A combination of Scrabble, Rummy and with a dash of unpredictability thrown in, Don’t Blow It is a card-based word game where players need to form words out of the letters in their hands. Don’t Blow It doesn’t have the same type of letter scoring as Scrabble though, with the length of the word (up to 7 letters) being rewarded, more than the letters in the word. There are however still some letter cards with scores on them, which makes for an additional bit of strategy as you can leverage these different scoring letters differently in the way you make use of certain scoring bonuses like double or triple letter and word score bonuses. The words you form though are not set in stone and as you get additional letters and cards in your hand, you can make changes to your words to better improve your scoring opportunities. Also, unlike Scrabble, your words that you form belong to you and unless a card states otherwise, opponents are not allowed to form words on your words. At the end of play, the words formed are then added together with your different bonuses applied and at times, penalties subtracted as well on cards left over to determine the actual winner.

The true fun in the game though doesn’t lie in just making words though, but rather in the special Don’t Blow It cards which each dictate specific actions or abilities that can dramatically change the game and add elements of fun (unless like me you once had to swop an excellent set of cards with a player who had absolute duds) and randomness to the activities of the game. These cards bring an element of unpredictability, but also some extra strategy as finding the right time to play them is key.

Don’t Blow It is an easy game to get into, which is great when you’re looking for something fun to play that doesn’t require too much preparation or setup and if you have kids, also counts as an extra educational opportunity to challenge their vocabulary and have fun at the same time. Although the game is a simple one to understand, it is still recommended to read the rules thoroughly at the start, as there are a lot of different rules that apply to the different types of cards. While they are easy to get a hang of, you do need to invest some time in your first playthrough just understanding it all. The nice thing is that you are unlikely to encounter too many ambiguities or difficulties with the rules after the first few playthroughs, and after that it’s an easy game to explain to friends. And quick enough to act as a short diversion if that is what you are after.

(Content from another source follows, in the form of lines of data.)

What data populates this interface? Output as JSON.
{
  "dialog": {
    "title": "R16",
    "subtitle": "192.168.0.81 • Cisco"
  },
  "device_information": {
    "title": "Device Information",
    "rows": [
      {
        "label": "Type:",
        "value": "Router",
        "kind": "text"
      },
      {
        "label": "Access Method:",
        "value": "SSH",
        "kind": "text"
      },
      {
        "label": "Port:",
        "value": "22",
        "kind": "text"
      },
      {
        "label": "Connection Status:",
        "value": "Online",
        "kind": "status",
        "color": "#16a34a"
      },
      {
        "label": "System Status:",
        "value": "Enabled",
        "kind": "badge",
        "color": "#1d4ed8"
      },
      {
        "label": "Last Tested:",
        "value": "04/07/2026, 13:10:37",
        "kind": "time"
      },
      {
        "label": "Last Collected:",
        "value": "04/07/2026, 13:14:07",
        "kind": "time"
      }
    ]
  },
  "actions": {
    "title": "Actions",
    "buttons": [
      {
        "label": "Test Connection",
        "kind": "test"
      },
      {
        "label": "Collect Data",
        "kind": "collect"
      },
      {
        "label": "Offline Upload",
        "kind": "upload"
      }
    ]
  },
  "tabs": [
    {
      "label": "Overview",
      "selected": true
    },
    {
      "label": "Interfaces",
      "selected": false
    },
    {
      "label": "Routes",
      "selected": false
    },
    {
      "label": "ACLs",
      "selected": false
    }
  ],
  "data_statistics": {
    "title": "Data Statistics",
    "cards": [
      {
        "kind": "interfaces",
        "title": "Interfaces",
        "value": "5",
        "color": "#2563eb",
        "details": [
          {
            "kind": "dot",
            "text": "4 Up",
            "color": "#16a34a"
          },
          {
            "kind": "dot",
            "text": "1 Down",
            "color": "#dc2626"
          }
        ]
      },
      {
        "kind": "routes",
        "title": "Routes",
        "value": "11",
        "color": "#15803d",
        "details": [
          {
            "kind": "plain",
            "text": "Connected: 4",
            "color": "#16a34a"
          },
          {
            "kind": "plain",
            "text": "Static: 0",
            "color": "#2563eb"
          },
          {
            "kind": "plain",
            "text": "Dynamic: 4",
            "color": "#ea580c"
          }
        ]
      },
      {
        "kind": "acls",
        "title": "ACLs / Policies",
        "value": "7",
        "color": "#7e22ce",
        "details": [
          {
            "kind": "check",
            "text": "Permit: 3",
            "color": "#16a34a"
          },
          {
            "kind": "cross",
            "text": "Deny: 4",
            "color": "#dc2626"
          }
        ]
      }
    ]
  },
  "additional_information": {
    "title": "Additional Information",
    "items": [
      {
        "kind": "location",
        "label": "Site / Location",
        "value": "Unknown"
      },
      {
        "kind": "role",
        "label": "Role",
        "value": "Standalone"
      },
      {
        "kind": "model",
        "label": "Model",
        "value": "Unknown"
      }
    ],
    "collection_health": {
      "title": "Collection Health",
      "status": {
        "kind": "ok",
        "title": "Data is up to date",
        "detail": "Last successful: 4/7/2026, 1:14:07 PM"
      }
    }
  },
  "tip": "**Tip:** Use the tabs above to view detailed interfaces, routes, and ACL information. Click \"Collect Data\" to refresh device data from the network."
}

This does lead to perhaps the biggest issue I had with the game, which is the rule book. It contains a few rule details hidden in some big paragraphs on how to play the game, where a point format with sub-headings may have been better. It might seem like a small thing, but in the first few playthroughs, it was difficult to navigate the book whenever a dispute or question around rules came up and having a more easily navigable rulebook would’ve considerably sped up play in these moments.

As for the rest of the gameplay, it felt pretty seamless and the art direction is simple enough to make the cards easy to identify. It’s not the best quality design you will come across, but for a locally designed game where they are trying to keep the costs down it comes across as fine and easily comparable with what you will find in card games of the likes of Uno.

Don’t Blow It is designed for broad appeal to a multitude of players, especially families with young kids, but may frustrate serious gamers looking for more depth in their gameplay. It’s the type of game I would bring out to play when the family comes to visit, but I would likely go for something a little deeper when my fellow board gaming friends come over to play. Still, at R190, this game still offers decent value for money and enough wholesome fun to keep your family entertained for many hours.